酸度は、日本酒度と同じようにラベルへの表示が務づけられているわけではないので、お酒によっては記載されていないかもしれません。表示がない場合は、甘口なのか辛口なのかお店の人に尋ねてみることができます。大抵、お酒に詳しい店員さんが丁寧に教えてくれるでしょう。


6.フルーティーな日本酒の楽しみ方

フルーティーな日本酒を楽しむときには、適切な飲用温度や合わせる料理、香りを楽しみやすい酒器についても知っておきたいものです。日本酒の飲用温度は熱いものも冷たいものもあり、「冷や」または「燗」で楽しめます。冷たい温度で飲む「冷や」はさらに、約15℃の「涼冷え」、約10℃の「花冷え」、約5℃の「雪冷え」に分けられます。冷やして飲むといっても、ほどほどに冷やすかキンキンに冷やすかで味わいや香りが変わってくるのです。「燗」も同じように、約30℃の「日向燗」、約35℃の「人肌燗」、約40℃の「ぬる燗」、約50℃の「熱燗」などに分けられます。
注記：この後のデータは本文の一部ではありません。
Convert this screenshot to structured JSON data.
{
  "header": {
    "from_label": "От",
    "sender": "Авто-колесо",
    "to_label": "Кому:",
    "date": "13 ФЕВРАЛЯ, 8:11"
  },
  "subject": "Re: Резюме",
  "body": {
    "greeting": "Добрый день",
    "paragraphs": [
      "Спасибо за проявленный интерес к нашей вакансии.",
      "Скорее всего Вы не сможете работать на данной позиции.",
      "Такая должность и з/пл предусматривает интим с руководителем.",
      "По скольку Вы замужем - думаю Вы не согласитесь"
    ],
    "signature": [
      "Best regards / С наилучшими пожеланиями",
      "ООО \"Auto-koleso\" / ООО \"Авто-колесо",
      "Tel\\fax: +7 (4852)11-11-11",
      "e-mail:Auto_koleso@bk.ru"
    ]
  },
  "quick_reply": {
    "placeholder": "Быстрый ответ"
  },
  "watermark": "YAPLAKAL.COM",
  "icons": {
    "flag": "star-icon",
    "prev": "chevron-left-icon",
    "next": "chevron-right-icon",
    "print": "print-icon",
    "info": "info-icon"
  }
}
吟醸酒の華やかな香りを楽しみたいなら、10℃前後の「花冷え」が良いでしょう。適度に冷やすことでフレッシュな香りが引き出され、爽快な味わいになります。吟醸酒に合わせる料理は、白ワインのように、素材の味を活かしたさわやかな味つけの料理がぴったりです。刺身やカルパッチョなど、どちらかというと淡白な料理と合わせてみましょう。さらに、飲むときにこだわりたいのが酒器です。吟醸酒には、シャンパン用のフルートグラスやワイングラスがよく合います。香りが立ちやすい上部分が広がったラッパ状のものか、香りを閉じ込めやすいワイングラス型なら、フルーティーな香りをより感じやすいでしょう。


まとめ

日本酒でフルーティーな香りを楽しみたいなら、吟醸造りのものを選びましょう。ただし、フルーティーといっても甘口・辛口があるので、お酒のラベルを見て、日本酒度と酸度を確認して選ぶのがおすすめです。いろいろな種類の日本酒を飲み比べてみて、お気に入りの1本を見つけましょう。